Yoobi Sushi, a Japanese restaurant also with premises in London’s Soho, is one of several restaurants to have used Deliveroo. After launching in 2012, owner Laurent Steiner took on a new site in Oxford Circus, but when it didn’t work he made an important decision: ‘We as a company are going to be taking a delivery-first approach,’ he explains. Working with Deliveroo to identify territories where Yoobi’s menu was in high demand, the restaurant has now opened seven kitchens in London and two more in Paris. ‘Cloud kitchens have allowed us to expand in other areas much more quickly than we would with a bricks-and-mortar restaurant,’ says Laurent. ‘It takes away the risk and allows us to focus on what the customers want, which is delicious food delivered quickly.’ 

For Gini, ‘The majority of virtual brands I’ve seen that are successful also have bricks-and-mortar sites. They have a loyal customer base who recognise their name, and the same chefs who have worked and trained in the restaurants launch the virtual restaurants.’ She adds that while ghost kitchens are lower risk for restaurants, ‘if you have the money to do both, then they really complement each other’.

‘If you are looking to launch a fast casual restaurant, I wouldn’t [launch a dine-in restaurant],’ says Anton. ‘Delivery is going to take the biggest piece, and so it doesn’t make sense to launch a physical restaurant.

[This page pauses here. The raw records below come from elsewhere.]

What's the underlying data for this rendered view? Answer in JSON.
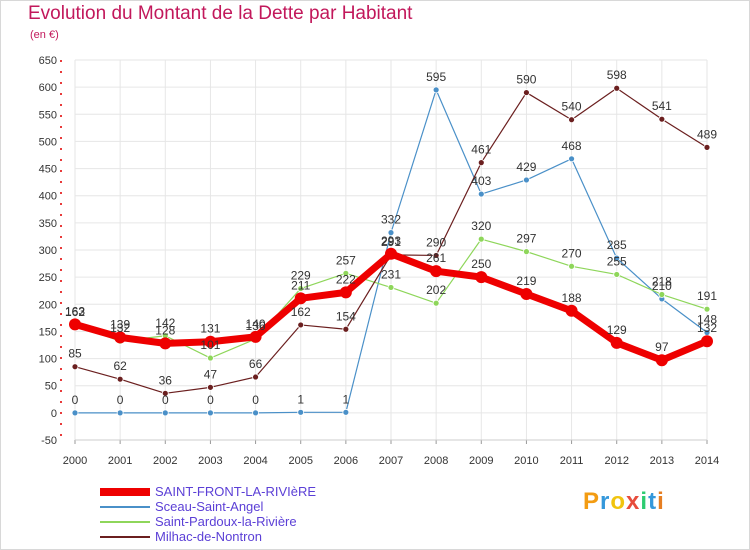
{
  "title": "Evolution du Montant de la Dette par Habitant",
  "unit": "(en €)",
  "logo": {
    "letters": [
      "P",
      "r",
      "o",
      "x",
      "i",
      "t",
      "i"
    ],
    "colors": [
      "#f39c12",
      "#3498db",
      "#f1c40f",
      "#e74c3c",
      "#2ecc71",
      "#3498db",
      "#e67e22"
    ]
  },
  "chart_data": {
    "type": "line",
    "title": "Evolution du Montant de la Dette par Habitant",
    "ylabel": "(en €)",
    "xlabel": "",
    "x": [
      2000,
      2001,
      2002,
      2003,
      2004,
      2005,
      2006,
      2007,
      2008,
      2009,
      2010,
      2011,
      2012,
      2013,
      2014
    ],
    "yticks": [
      -50,
      0,
      50,
      100,
      150,
      200,
      250,
      300,
      350,
      400,
      450,
      500,
      550,
      600,
      650
    ],
    "ylim": [
      -50,
      650
    ],
    "grid": true,
    "legend_position": "bottom-left",
    "series": [
      {
        "name": "Sceau-Saint-Angel",
        "color": "#4a90c8",
        "values": [
          0,
          0,
          0,
          0,
          0,
          1,
          1,
          332,
          595,
          403,
          429,
          468,
          285,
          210,
          148
        ]
      },
      {
        "name": "Saint-Pardoux-la-Rivière",
        "color": "#8ed65a",
        "values": [
          162,
          132,
          142,
          101,
          136,
          229,
          257,
          231,
          202,
          320,
          297,
          270,
          255,
          218,
          191
        ]
      },
      {
        "name": "Milhac-de-Nontron",
        "color": "#6b1f1f",
        "values": [
          85,
          62,
          36,
          47,
          66,
          162,
          154,
          291,
          290,
          461,
          590,
          540,
          598,
          541,
          489
        ]
      },
      {
        "name": "SAINT-FRONT-LA-RIVIèRE",
        "color": "#ee0000",
        "values": [
          163,
          139,
          128,
          131,
          140,
          211,
          222,
          293,
          261,
          250,
          219,
          188,
          129,
          97,
          132
        ]
      }
    ]
  }
}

The only physical restaurants that will survive will be those that offer an experience.’

What does this mean for supermarkets? In a 2018 report titled Is the Kitchen Dead?, UBS projected that the $35bn meal delivery economy would grow to $365bn by 2030, and that there could be a scenario where, by 2030, ‘most meals currently cooked at home are instead ordered online and delivered from either restaurants or central kitchens’.

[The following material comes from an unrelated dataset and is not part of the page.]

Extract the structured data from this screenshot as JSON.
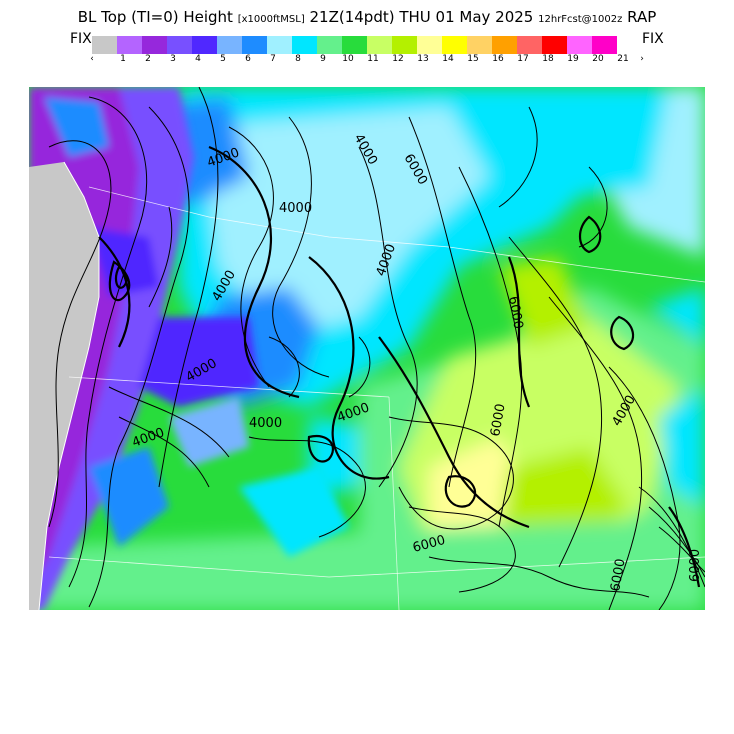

‘The frequency of people ordering food is increasing,’ notes Anton. ‘The choice is: am I going to go to Tesco and spend £10 on stuff to cook, or am I going on Deliveroo to order something that is great? In 10 or 20 years, Tesco and all the stores will probably struggle if they do not react, and I think Deliveroo and UberEats will be 10 or 20 times bigger.’

Back in the kitchen, chef Tim Anderson is explaining how he makes some of his star dishes – with delivery in mind. Take his stacksando katsu sandwiches, made with British pork loin coated in crispy katsu topped with tonkatsu sauce, umami mustard mayo and cabbage on Japanese milk bread. 

‘The way you build the sandwich is important,’ he explains. ‘Like protecting the bread. The way we do that is by not letting any excess moisture get to it.’ His solution is a generous dollop of extra-oily mayonnaise, carefully applied before some shredded hispi cabbage, which serves as a buffer. The Japanese milk bread is also carefully chosen; it must be soft but sturdy enough so it doesn’t fall apart. ‘It’s about looking at every element and ensuring that it holds up while it’s being transported,’ says Tim, who acknowledges that these considerations are a world away from finding a premises and finalising rental agreements.